EX-24.1 2 attachment1.htm EX-24.1 DOCUMENT
                                                                    Exhibit 24.1
                               POWER OF ATTORNEY

Know all by these presents, that the undersigned hereby constitutes and appoints
each of George Lloyd, Jason Mehar, Sean Weisberg and Jacqueline Ostendorf as the
undersigned's true and lawful attorneys-in-fact to:

     (1)    execute for and on behalf of the undersigned, in the undersigned's
            capacity as a reporting person pursuant to Section 16 of the
            Securities Exchange Act of 1934, as amended (the "Exchange Act"),
            and the rules thereunder of Royalty Pharma plc (the "Company"),
            Forms 3, 4 and 5, including any amendments thereto, in accordance
            with Section 16(a) of the Exchange Act;

     (2)    do and perform any and all acts for and on behalf of the undersigned
            which may be necessary or desirable to complete and execute any such
            Form 3, 4 or 5, complete and execute any amendment or amendments
            thereto and timely file such form with the United States Securities
            and Exchange Commission and the applicable stock exchange or similar
            authority; and

     (3)    take any other action of any type whatsoever in connection with the
            foregoing which, in the opinion of any of such attorneys - in -
            fact, may be of benefit to, in the best interest of, or legally
            required by, the undersigned, it being understood that the documents
            executed by any of such attorneys-in-fact on behalf of the
            undersigned pursuant to this Power of Attorney shall be in such form
            and shall contain such terms and conditions as any of such
            attorneys-in-fact may approve in the discretion of any of such
            attorneys-in-fact.


The undersigned hereby grants to each such attorney-in-fact full power and
authority to do and perform any and every act and thing whatsoever requisite,
necessary, or proper to be done in the exercise of any of the rights and powers
herein granted, as fully to all intents and purposes as the undersigned might or
could do if personally present, with full power of substitution or revocation,
hereby ratifying and confirming all that any of such attorneys-in-fact, or the
substitute or substitutes of any of such attorneys-in-fact, shall lawfully do or
cause to be done by virtue of this Power of Attorney and the rights and powers
herein granted. The undersigned acknowledges that the foregoing attorneys-in-
fact, in serving in such capacity at the request of the undersigned, are not
assuming, nor is the Company assuming, any of the undersigned's responsibilities
to comply with Section 16 of the Exchange Act.

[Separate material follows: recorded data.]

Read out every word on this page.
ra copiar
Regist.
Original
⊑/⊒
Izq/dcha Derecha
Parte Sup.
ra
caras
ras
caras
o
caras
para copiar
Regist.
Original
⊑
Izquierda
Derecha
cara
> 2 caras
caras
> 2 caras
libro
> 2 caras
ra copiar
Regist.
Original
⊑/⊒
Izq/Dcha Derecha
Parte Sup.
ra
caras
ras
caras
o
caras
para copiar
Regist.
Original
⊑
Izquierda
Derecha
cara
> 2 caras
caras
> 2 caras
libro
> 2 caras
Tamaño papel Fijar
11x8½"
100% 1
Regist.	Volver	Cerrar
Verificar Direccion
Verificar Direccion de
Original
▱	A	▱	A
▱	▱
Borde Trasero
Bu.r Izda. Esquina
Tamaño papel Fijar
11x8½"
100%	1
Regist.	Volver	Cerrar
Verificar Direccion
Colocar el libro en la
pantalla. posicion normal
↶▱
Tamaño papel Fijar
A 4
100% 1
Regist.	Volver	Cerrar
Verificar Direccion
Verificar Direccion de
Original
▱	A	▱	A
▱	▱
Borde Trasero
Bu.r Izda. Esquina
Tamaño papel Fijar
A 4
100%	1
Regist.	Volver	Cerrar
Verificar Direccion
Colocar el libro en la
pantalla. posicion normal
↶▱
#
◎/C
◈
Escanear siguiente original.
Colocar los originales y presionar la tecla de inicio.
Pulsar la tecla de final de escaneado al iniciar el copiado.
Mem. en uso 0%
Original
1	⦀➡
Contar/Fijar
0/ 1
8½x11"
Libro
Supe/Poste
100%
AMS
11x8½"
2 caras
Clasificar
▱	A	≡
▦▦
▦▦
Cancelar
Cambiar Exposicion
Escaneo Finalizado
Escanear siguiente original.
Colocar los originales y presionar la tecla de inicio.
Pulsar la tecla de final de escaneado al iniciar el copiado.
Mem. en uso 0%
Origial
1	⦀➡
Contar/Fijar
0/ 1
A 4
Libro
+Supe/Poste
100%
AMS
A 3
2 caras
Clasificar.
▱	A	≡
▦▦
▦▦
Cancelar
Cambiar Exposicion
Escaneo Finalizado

This Power of Attorney shall remain in full force and effect until the
undersigned is no longer required to file Forms 3, 4 and 5 with respect to the
undersigned's holdings of and transactions in securities issued by the Company,
unless earlier revoked by the undersigned in a signed writing delivered to the
foregoing attorneys-in-fact.

IN WITNESS WHEREOF, the undersigned has caused this Power of Attorney to be
executed as of this 11th day of May, 2022.